Adoro cozinhar. Cozinho desde os oito anos, forçando a barra para ocupar meu lugar no fogão. Venci a resistência de minha mãe, que achava que eu ia morrer queimada. Fugia para a casa da minha avó, que desconhecia a proibição e me ensinava o básico.


Quando minha mãe descobriu que eu já sabia fazer o arroz, o feijão, o trivial do dia a dia e, melhor ainda, estava inteira e bem viva, entregou-me as panelas com enorme alívio. Daquele momento em diante, virei cozinheira da casa e, até o último dia em que tive esse privilégio, fiz para minha mãe as comidas de que ela mais gostava e que me pedia, sem o menor constrangimento.


No dia em que contei isso para minha amiga, a Betinha, ela rebateu: "Detesto cozinhar. Uma hora para fazer, dez minutos para comer e meia hora para lavar."
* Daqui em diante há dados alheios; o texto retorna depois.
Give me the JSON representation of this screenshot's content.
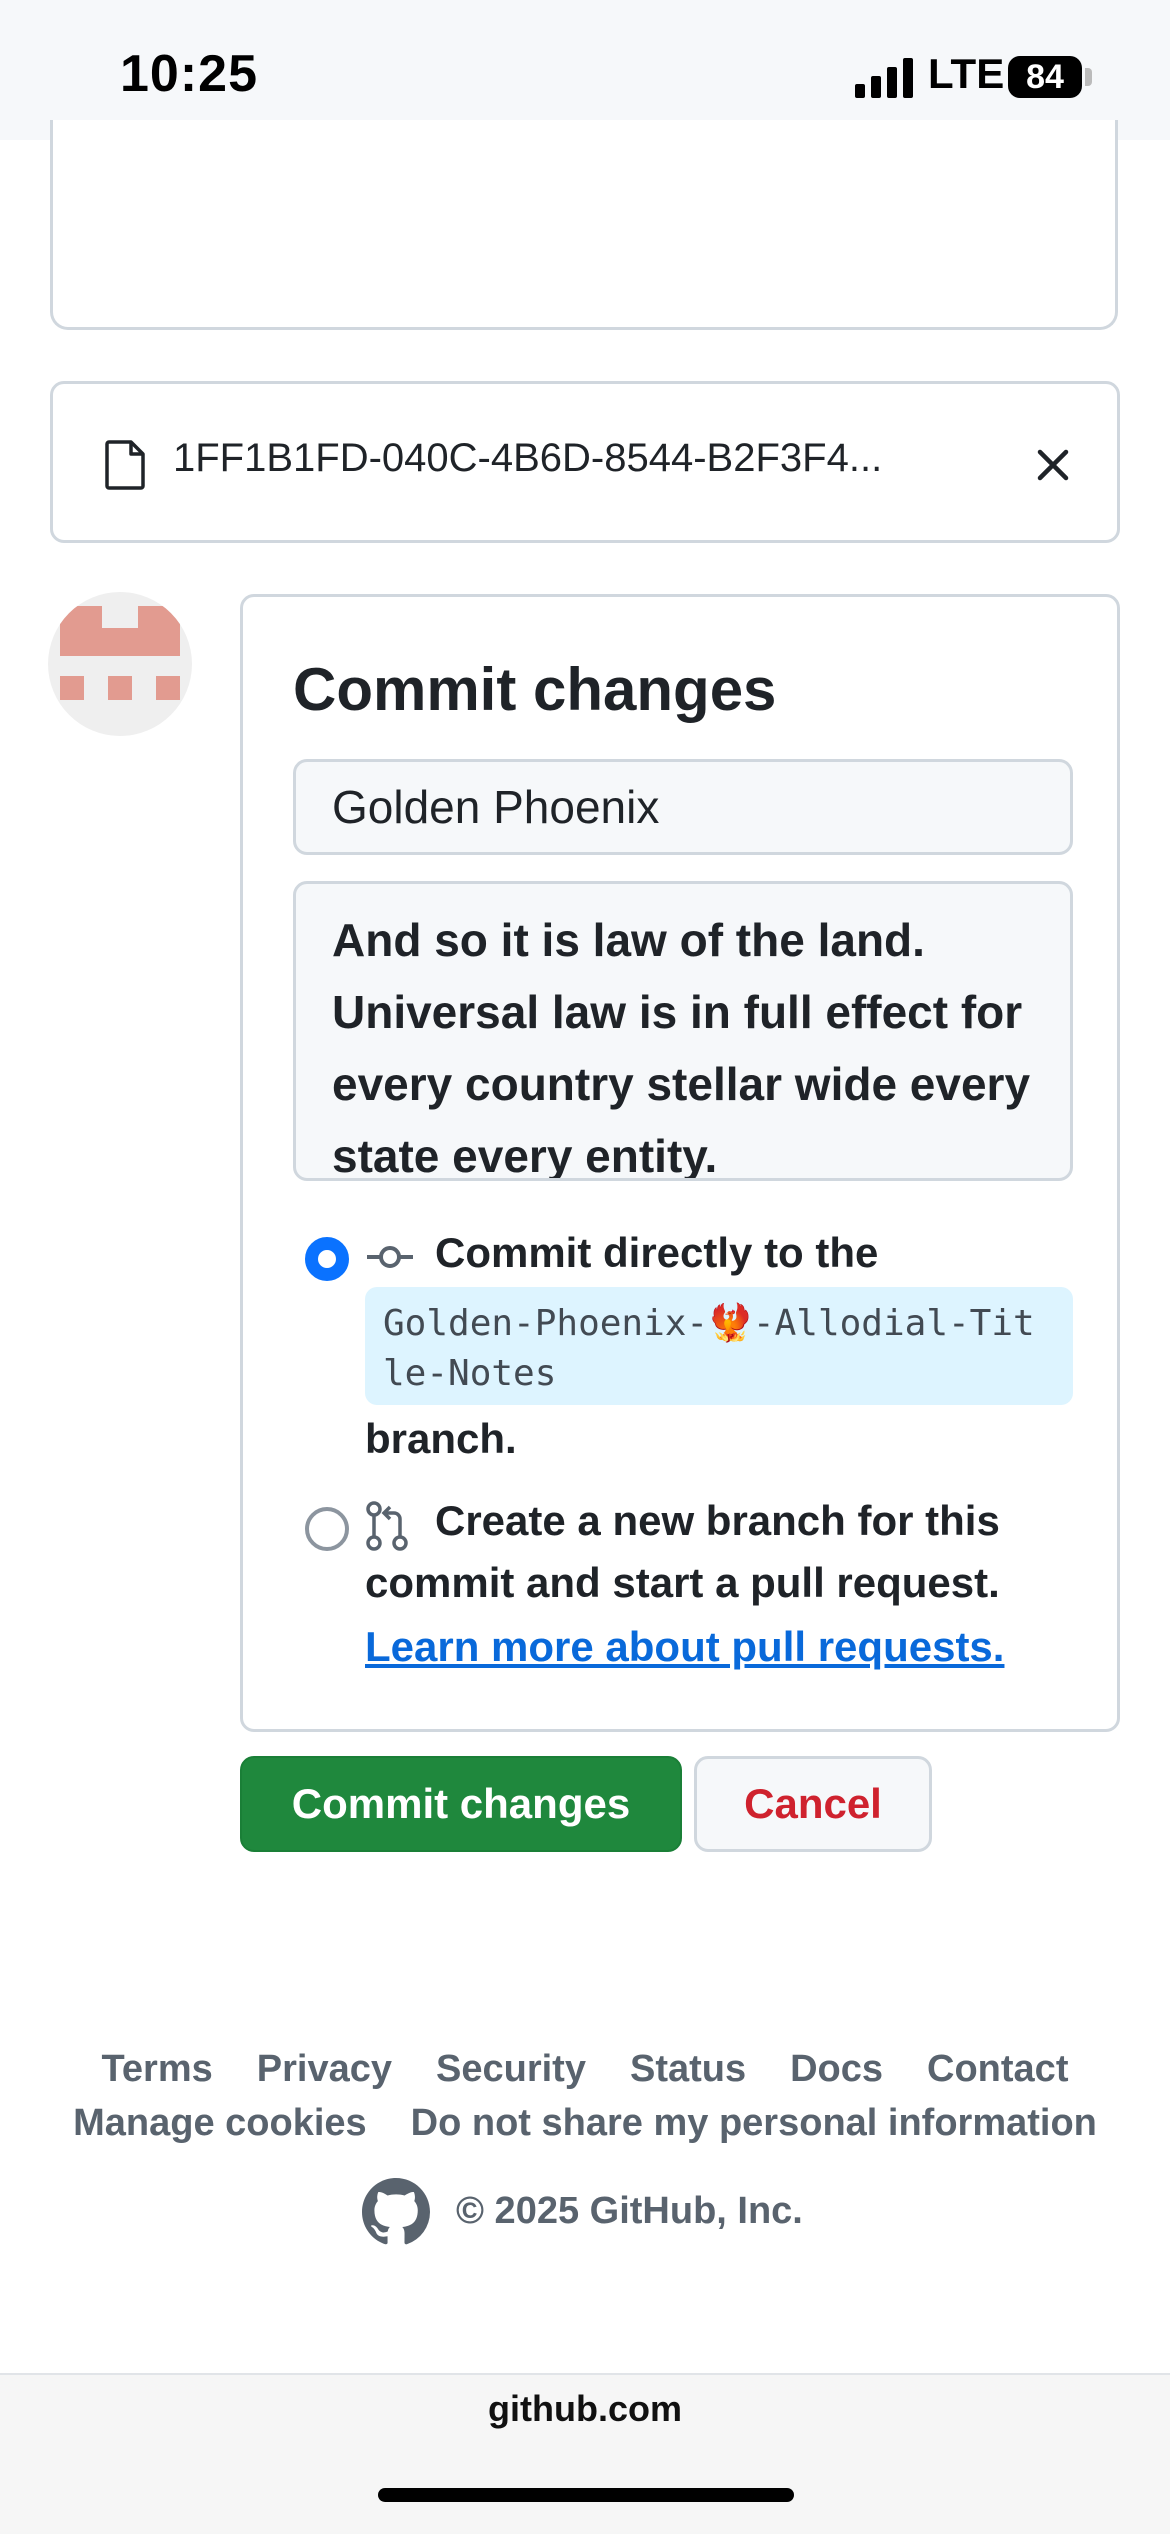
{
  "status_bar": {
    "time": "10:25",
    "network": "LTE",
    "battery": "84"
  },
  "file": {
    "name": "1FF1B1FD-040C-4B6D-8544-B2F3F4...",
    "icon": "file-icon",
    "remove_icon": "close-icon"
  },
  "commit": {
    "title": "Commit changes",
    "summary": "Golden Phoenix",
    "description": "And so it is law of the land. Universal law is in full effect for every country stellar wide every state every entity.",
    "option_direct": {
      "text": "Commit directly to the",
      "branch": "Golden-Phoenix-🐦‍🔥-Allodial-Title-Notes",
      "after": "branch.",
      "selected": true
    },
    "option_new_branch": {
      "prefix": "Create a ",
      "strong": "new branch",
      "suffix": " for this",
      "line2": "commit and start a pull request.",
      "link": "Learn more about pull requests.",
      "selected": false
    },
    "submit_label": "Commit changes",
    "cancel_label": "Cancel"
  },
  "footer": {
    "links": [
      "Terms",
      "Privacy",
      "Security",
      "Status",
      "Docs",
      "Contact"
    ],
    "links2": [
      "Manage cookies",
      "Do not share my personal information"
    ],
    "copyright": "© 2025 GitHub, Inc."
  },
  "browser": {
    "url": "github.com"
  },
  "colors": {
    "primary_green": "#1f883d",
    "cancel_red": "#cf222e",
    "link_blue": "#0969da",
    "radio_blue": "#0a72ff",
    "branch_bg": "#ddf4ff"
  }
}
Matematicamente, Betinha está certíssima. Parece que não compensa. Mas a diferença entre nós é que eu gosto do processo. Eu gosto, justamente, é daquela "uma hora para fazer". Não é sobre se ter a comida, é sobre conduzi-la por um percurso de transformação, de aromas e temperaturas, cores, texturas e formatos. É entrar nesse universo e ficar lá pela abençoada hora, longe do outro universo em que habito, pensando diferente, dialogando sem palavras com elementos que nem são humanos, num idioma de aromas e temperaturas, cores, texturas e formatos.



Sempre me volta esse diálogo entre mim e a Betinha quando penso na distinção entre se ter uma mentalidade fixa ou uma de crescimento. Embora eu tenha sido extremamente forjada com o aço da mentalidade fixa, como todo o mundo que passou pela escola, essa mentalidade jamais teve permissão para entrar na minha cozinha.


Práticas que não deram certo me desafiaram a encontrar outro caminho, pratos que eu quis fazer sem ter a receita me desafiaram a tentar, técnicas que não faziam parte do meu repertório me desafiaram a aprender, ingredientes que eu nunca tinha cozinhado me desafiaram a pesquisar... Cada prato que eu coloquei na mesa trouxe, além dos ingredientes que o compunham, curiosidade, esforço, empenho, teimosia, treino, estratégia, aprendizado, erros, hipóteses testadas, teorias naufragadas, criatividade, fracassos, descobertas casuais... enfim, uma lista inesgotável de ganhos adicionais. Cada prato trouxe em si o caminho que percorri fazendo todos os outros pratos e tudo o que eu aprendi enquanto caminhava.


Carol Dweck, que cunhou as definições de mentalidade fixa e de crescimento, no conhecido Mindset, diz que a mentalidade de crescimento pode ser aprendida. Independentemente da idade do aprendiz, ou seja, nunca é tarde para se deixar um pouco o produto de lado e passar a se divertir com o processo.


Preciso compartilhar isso com a Betinha.